И все-таки мы со временем «запустили в работу» новую ленту, Тиран сердился, а иногда разъярялся, что это была всего лишь работа. Он по-прежнему не желал выглядеть рекордсменом, повторяющим свой рекорд. Или тем паче — до него не дотягивающимся… Он протестовал против себя самого. Он тиранил себя. И таким тоже мне до ужаса нравился.
Но наступил день, когда даже глубокий бас его обмелел и прозвучал в рупоре неуверенно: «Итак, все готовы меня слушать и слушаться… Я надеюсь».
Студия по-прежнему, не уловив перемен, замерла в ожидании.
Однако голос его в рупоре больше не появился.
Здоровью своему он полностью доверял. Но разве редко как раз те, на кого мы надеемся, нас предают?
«А я вот — здоров… Выходит, не гений!»
Наши фильмы хранились в шкафу, где поддерживался особый режим. Это было необходимо для пленки: режим сберегал ее качество. А качества его режиссерства и моего актерства ни ухудшиться, ни улучшиться уже не могли. Официально считалось, что они неподвластны годам и моде. Как это было с красным деревом и китайским фарфором, которые украшали квартиру.
В сознании искусствоведов и зрителей утвердилось, что я актриса одного режиссера. Подобно Мазине… «Хочешь понять малое, примерь на великое!» — цитировал кого-то Тиран. Когда он ушел из жизни, я ушла из искусства. Можно было сказать, что из жизни тоже, если б это не звучало в том высокопарно-банальном стиле, коего он не терпел. Ролей я не принимала, так как мне их и не предлагали. А коли бы предложили, я б наотрез отказалась: я была той альпинисткой «в связке»… Он ушел, а она осталась. Да и подкралась пора расставаться с амплуа «совершенно неотразимой».
Шкаф, где хранились пленки, был прочно заперт.
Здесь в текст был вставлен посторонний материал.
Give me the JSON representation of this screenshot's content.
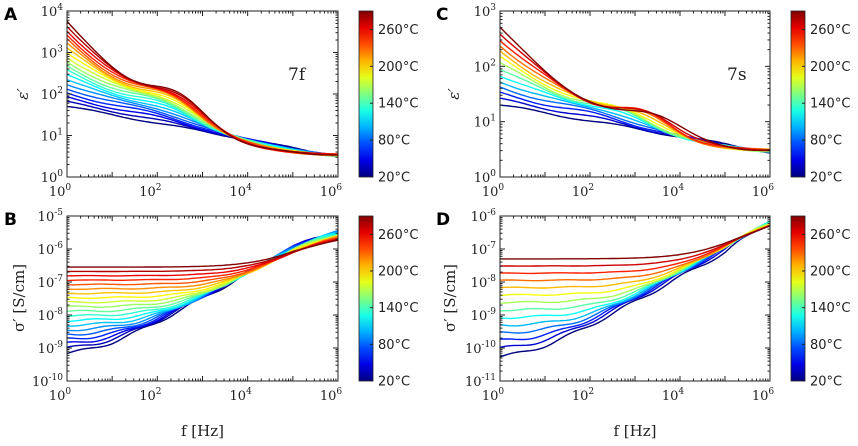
{
  "chart_data": [
    {
      "id": "A",
      "type": "line",
      "panel_label": "A",
      "annotation": "7f",
      "ylabel": "ε′",
      "xlabel": "",
      "xscale": "log",
      "yscale": "log",
      "xlim_exp": [
        0,
        6
      ],
      "ylim_exp": [
        0,
        4
      ],
      "x_ticks": [
        {
          "base": "10",
          "exp": "0"
        },
        {
          "base": "10",
          "exp": "2"
        },
        {
          "base": "10",
          "exp": "4"
        },
        {
          "base": "10",
          "exp": "6"
        }
      ],
      "y_ticks": [
        {
          "base": "10",
          "exp": "0"
        },
        {
          "base": "10",
          "exp": "1"
        },
        {
          "base": "10",
          "exp": "2"
        },
        {
          "base": "10",
          "exp": "3"
        },
        {
          "base": "10",
          "exp": "4"
        }
      ],
      "colorbar": {
        "labels": [
          "260°C",
          "200°C",
          "140°C",
          "80°C",
          "20°C"
        ],
        "range": [
          20,
          290
        ]
      },
      "series_count": 20,
      "low_start": [
        1.7,
        3.75
      ],
      "low_end": [
        0.5,
        0.5
      ],
      "low_bump": [
        0.0,
        0.0,
        2.0
      ],
      "high_start": [
        1.7,
        3.75
      ],
      "high_end": [
        0.55,
        0.55
      ],
      "high_bump": [
        0.45,
        0.65,
        2.5
      ],
      "curve_shape": "permittivity"
    },
    {
      "id": "B",
      "type": "line",
      "panel_label": "B",
      "annotation": "",
      "ylabel": "σ′ [S/cm]",
      "xlabel": "f [Hz]",
      "xscale": "log",
      "yscale": "log",
      "xlim_exp": [
        0,
        6
      ],
      "ylim_exp": [
        -10,
        -5
      ],
      "x_ticks": [
        {
          "base": "10",
          "exp": "0"
        },
        {
          "base": "10",
          "exp": "2"
        },
        {
          "base": "10",
          "exp": "4"
        },
        {
          "base": "10",
          "exp": "6"
        }
      ],
      "y_ticks": [
        {
          "base": "10",
          "exp": "-10"
        },
        {
          "base": "10",
          "exp": "-9"
        },
        {
          "base": "10",
          "exp": "-8"
        },
        {
          "base": "10",
          "exp": "-7"
        },
        {
          "base": "10",
          "exp": "-6"
        },
        {
          "base": "10",
          "exp": "-5"
        }
      ],
      "colorbar": {
        "labels": [
          "260°C",
          "200°C",
          "140°C",
          "80°C",
          "20°C"
        ],
        "range": [
          20,
          290
        ]
      },
      "series_count": 20,
      "dc_start": -9.3,
      "dc_end": -6.55,
      "hf_value": -6.0,
      "curve_shape": "conductivity"
    },
    {
      "id": "C",
      "type": "line",
      "panel_label": "C",
      "annotation": "7s",
      "ylabel": "ε′",
      "xlabel": "",
      "xscale": "log",
      "yscale": "log",
      "xlim_exp": [
        0,
        6
      ],
      "ylim_exp": [
        0,
        3
      ],
      "x_ticks": [
        {
          "base": "10",
          "exp": "0"
        },
        {
          "base": "10",
          "exp": "2"
        },
        {
          "base": "10",
          "exp": "4"
        },
        {
          "base": "10",
          "exp": "6"
        }
      ],
      "y_ticks": [
        {
          "base": "10",
          "exp": "0"
        },
        {
          "base": "10",
          "exp": "1"
        },
        {
          "base": "10",
          "exp": "2"
        },
        {
          "base": "10",
          "exp": "3"
        }
      ],
      "colorbar": {
        "labels": [
          "260°C",
          "200°C",
          "140°C",
          "80°C",
          "20°C"
        ],
        "range": [
          20,
          290
        ]
      },
      "series_count": 14,
      "low_start": [
        1.3,
        2.7
      ],
      "low_end": [
        0.45,
        0.45
      ],
      "low_bump": [
        0.0,
        0.0,
        2.0
      ],
      "high_start": [
        1.3,
        2.7
      ],
      "high_end": [
        0.5,
        0.5
      ],
      "high_bump": [
        0.35,
        0.45,
        3.5
      ],
      "curve_shape": "permittivity"
    },
    {
      "id": "D",
      "type": "line",
      "panel_label": "D",
      "annotation": "",
      "ylabel": "σ′ [S/cm]",
      "xlabel": "f [Hz]",
      "xscale": "log",
      "yscale": "log",
      "xlim_exp": [
        0,
        6
      ],
      "ylim_exp": [
        -11,
        -6
      ],
      "x_ticks": [
        {
          "base": "10",
          "exp": "0"
        },
        {
          "base": "10",
          "exp": "2"
        },
        {
          "base": "10",
          "exp": "4"
        },
        {
          "base": "10",
          "exp": "6"
        }
      ],
      "y_ticks": [
        {
          "base": "10",
          "exp": "-11"
        },
        {
          "base": "10",
          "exp": "-10"
        },
        {
          "base": "10",
          "exp": "-9"
        },
        {
          "base": "10",
          "exp": "-8"
        },
        {
          "base": "10",
          "exp": "-7"
        },
        {
          "base": "10",
          "exp": "-6"
        }
      ],
      "colorbar": {
        "labels": [
          "260°C",
          "200°C",
          "140°C",
          "80°C",
          "20°C"
        ],
        "range": [
          20,
          290
        ]
      },
      "series_count": 14,
      "dc_start": -10.4,
      "dc_end": -7.3,
      "hf_value": -6.4,
      "curve_shape": "conductivity"
    }
  ]
}
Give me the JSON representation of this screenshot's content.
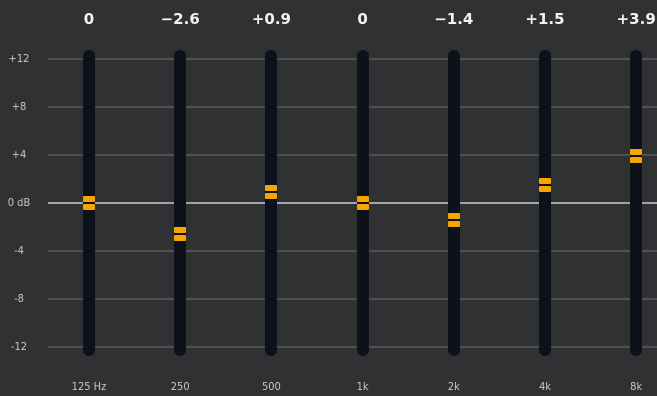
{
  "equalizer": {
    "y_labels": [
      "+12",
      "+8",
      "+4",
      "0 dB",
      "-4",
      "-8",
      "-12"
    ],
    "gain_range_db": [
      -12,
      12
    ],
    "bands": [
      {
        "frequency": "125 Hz",
        "gain_label": "0",
        "gain_db": 0
      },
      {
        "frequency": "250",
        "gain_label": "−2.6",
        "gain_db": -2.6
      },
      {
        "frequency": "500",
        "gain_label": "+0.9",
        "gain_db": 0.9
      },
      {
        "frequency": "1k",
        "gain_label": "0",
        "gain_db": 0
      },
      {
        "frequency": "2k",
        "gain_label": "−1.4",
        "gain_db": -1.4
      },
      {
        "frequency": "4k",
        "gain_label": "+1.5",
        "gain_db": 1.5
      },
      {
        "frequency": "8k",
        "gain_label": "+3.9",
        "gain_db": 3.9
      }
    ]
  },
  "colors": {
    "background": "#303132",
    "track": "#0d1119",
    "thumb": "#f5a400",
    "gridline": "#4e5052",
    "zero_line": "#a2a4a6"
  }
}
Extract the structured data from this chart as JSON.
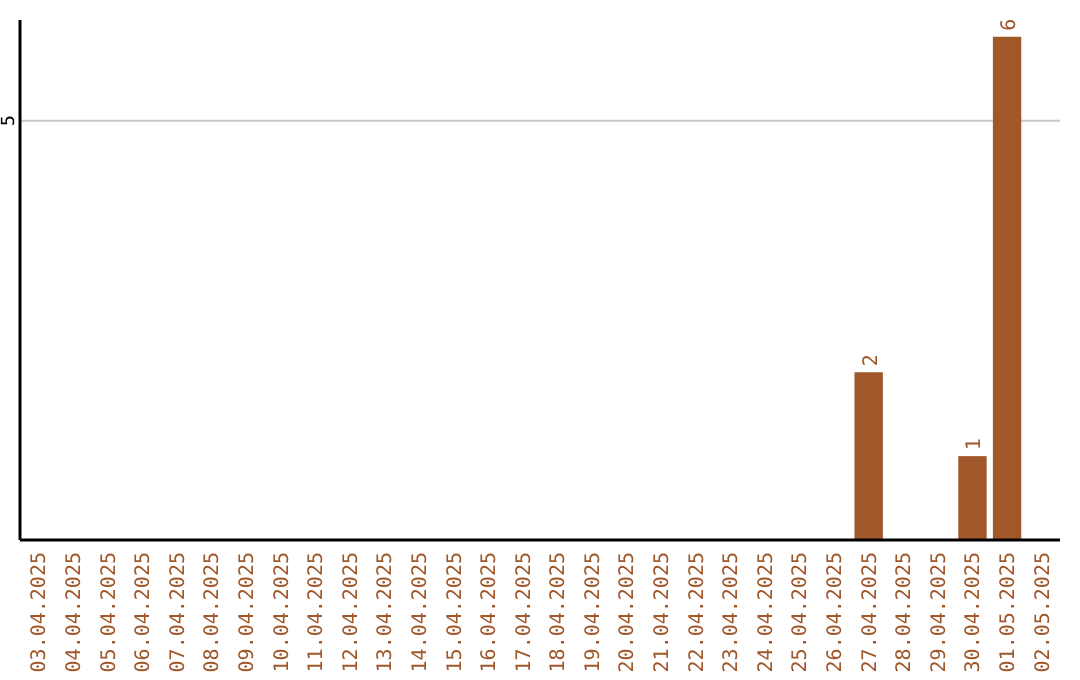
{
  "chart_data": {
    "type": "bar",
    "categories": [
      "03.04.2025",
      "04.04.2025",
      "05.04.2025",
      "06.04.2025",
      "07.04.2025",
      "08.04.2025",
      "09.04.2025",
      "10.04.2025",
      "11.04.2025",
      "12.04.2025",
      "13.04.2025",
      "14.04.2025",
      "15.04.2025",
      "16.04.2025",
      "17.04.2025",
      "18.04.2025",
      "19.04.2025",
      "20.04.2025",
      "21.04.2025",
      "22.04.2025",
      "23.04.2025",
      "24.04.2025",
      "25.04.2025",
      "26.04.2025",
      "27.04.2025",
      "28.04.2025",
      "29.04.2025",
      "30.04.2025",
      "01.05.2025",
      "02.05.2025"
    ],
    "values": [
      null,
      null,
      null,
      null,
      null,
      null,
      null,
      null,
      null,
      null,
      null,
      null,
      null,
      null,
      null,
      null,
      null,
      null,
      null,
      null,
      null,
      null,
      null,
      null,
      2,
      null,
      null,
      1,
      6,
      null
    ],
    "data_labels": true,
    "color": "#a0572a",
    "ylim": [
      0,
      6.2
    ],
    "ref_lines": [
      {
        "axis": "y",
        "value": 5,
        "label": "5",
        "color": "#c8c8c8"
      }
    ]
  }
}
И не только потому, что глухая герметизация способствовала «режиму», но и потому, что потребность возвращаться к своим картинам меня не посещала. Тиран ведь на экране не возникал… А лицезреть себя в объятиях кого-либо другого мне не хотелось. Напоминание же о былых актерских триумфах могло возбудить неосуществимое желание продолжить их, повторить. Но повторить то, что происходило по воле Тирана, при котором я состояла, было идиллией.
Со дня его, как землетрясение, неожиданной смерти минуло девять лет и одиннадцать месяцев. А я все еще жила той прошлой… не «художественной», а личной своею судьбой. Какой бы она ни была!
Девять лет и одиннадцать месяцев разыскивала я аргументы и доказательства, что любовь «по-своему» была любовью на самом деле. Взывала к фотографиям, к письмам… Часами, сутками, месяцами вживалась я воспаленно-ожидающим взглядом в семейный архив.
На фотографиях я взирала на него, а он — непременно куда-то в другую сторону. Меня интересовал Тиран, а его — окружающая действительность. Короткие его письма — а чаще открытки — начинались словами «Здравствуй!», или «Добрый день!», или вообще какой-нибудь шуткой. А я хранила их, перекладывала, перечитывала… ничего не находя между строк. Своих же многостраничных посланий, начинавшихся не словами, а восклицаниями, я не обнаружила ни одного. Неужто разорвал? Выбросил?
Как-то он назвал меня Сарой Бернар… Не письменно, а вслух — и это, увы, улетучилось. Тогда ему требовалось воодушевить меня на взятие Эвереста. «Это имело смысл…» Но почему я-то сама не вцеплялась в былые свои удачи? И не искала в них утешения? Женская доля всегда была для меня дороже актерской. Чем меньше осуществлялась она, тем упрямей повышалась в цене. И ту долю свою, и другую я отдала ему.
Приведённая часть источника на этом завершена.